円安は、輸入原材料の高騰などのマイナス要因もある一方、輸出製品の価格競争力を高める効果がある。トヨタの場合、ドルに対して1円の円安が約430億円、ユーロに対しては約100億円、営業利益を押し上げる効果がある。輸出企業の代表格で海外事業も大きいトヨタにとり、円安は追い風と言える。
4月下旬から5月上旬にかけて、為替市場では対ドルの円相場が150円~160円台で乱高下し、政府・日本銀行の為替介入も指摘されている。トヨタが24年3月期の決算と同時に発表する25年3月期の業績予想でどの程度の円安を織り込むかも焦点となる。
■余力づくり
トヨタグループでは、22年に日野自動車、23年にはダイハツ工業と豊田自動織機で、それぞれ燃費の検査や認証試験での不正が発覚した。
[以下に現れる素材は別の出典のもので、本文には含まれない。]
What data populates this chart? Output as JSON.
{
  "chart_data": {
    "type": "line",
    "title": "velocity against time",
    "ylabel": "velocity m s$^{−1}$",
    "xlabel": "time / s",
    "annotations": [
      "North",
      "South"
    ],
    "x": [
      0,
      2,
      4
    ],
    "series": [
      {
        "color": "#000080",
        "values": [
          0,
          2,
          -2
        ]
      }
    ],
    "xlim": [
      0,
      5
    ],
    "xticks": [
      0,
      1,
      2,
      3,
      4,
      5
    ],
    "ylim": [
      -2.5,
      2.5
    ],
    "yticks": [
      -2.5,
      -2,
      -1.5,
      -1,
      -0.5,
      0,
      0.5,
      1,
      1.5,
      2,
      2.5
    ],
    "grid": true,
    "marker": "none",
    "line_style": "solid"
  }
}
一部車種の型式認証の取り消しにも発展し、トヨタブランドで販売する車の生産や販売にも影響が出ている。
グループで相次いだ不正を受け、今年2~3月にかけて行われたトヨタの春闘では生産・開発体制の見直しが主要なテーマとなった。労働組合からは、「目の前の仕事に忙殺され、仕事内容を振り返る余力がない」といった現場の実態が報告され、協議の結果、今後1年間は効率改善の数値目標を例外的に撤廃するなど、余力のある現場を目指すことで一致した。
トヨタの決算は毎年、原価改善の努力が利益の押し上げ要因となっている。23年3月期は資材高騰に悩まされたが、「カイゼン」の名で知られる部品メーカーと一体となった生産合理化努力などで2550億円の営業利益をひねり出した。
一方、25年3月期は部品メーカーに対しても労務費の上昇分を負担する方針を示すなど、サプライチェーン(供給網)全体で取引価格の適正化を進める考えだ。4~9月は原価改善に伴う値下げ要請は中小企業に求めず、大手も最小限にとどめるという。原価改善はトヨタのお家芸とも言われるが、トヨタ自身が余力づくりを掲げる中で業績予想にどの程度の原価改善効果を見込むか注目される。
■将来展望
自動車業界は「100年に一度の変革期」とされる。トヨタはガソリン車からHV、EV、燃料電池車(FCV)まで幅広く手がけるマルチパスウェイ(全方位)戦略を掲げ、研究開発費や設備投資額は上昇傾向にある。
さらには、「モビリティー・カンパニーへの変革」の旗印を掲げて静岡県の工場跡地で建設中の実証都市「ウーブン・シティ」の第一期建設も、今年中に完了する見通しだ。決算発表では、トヨタの経営陣からどのような将来展望が語られるかにも注目が集まる。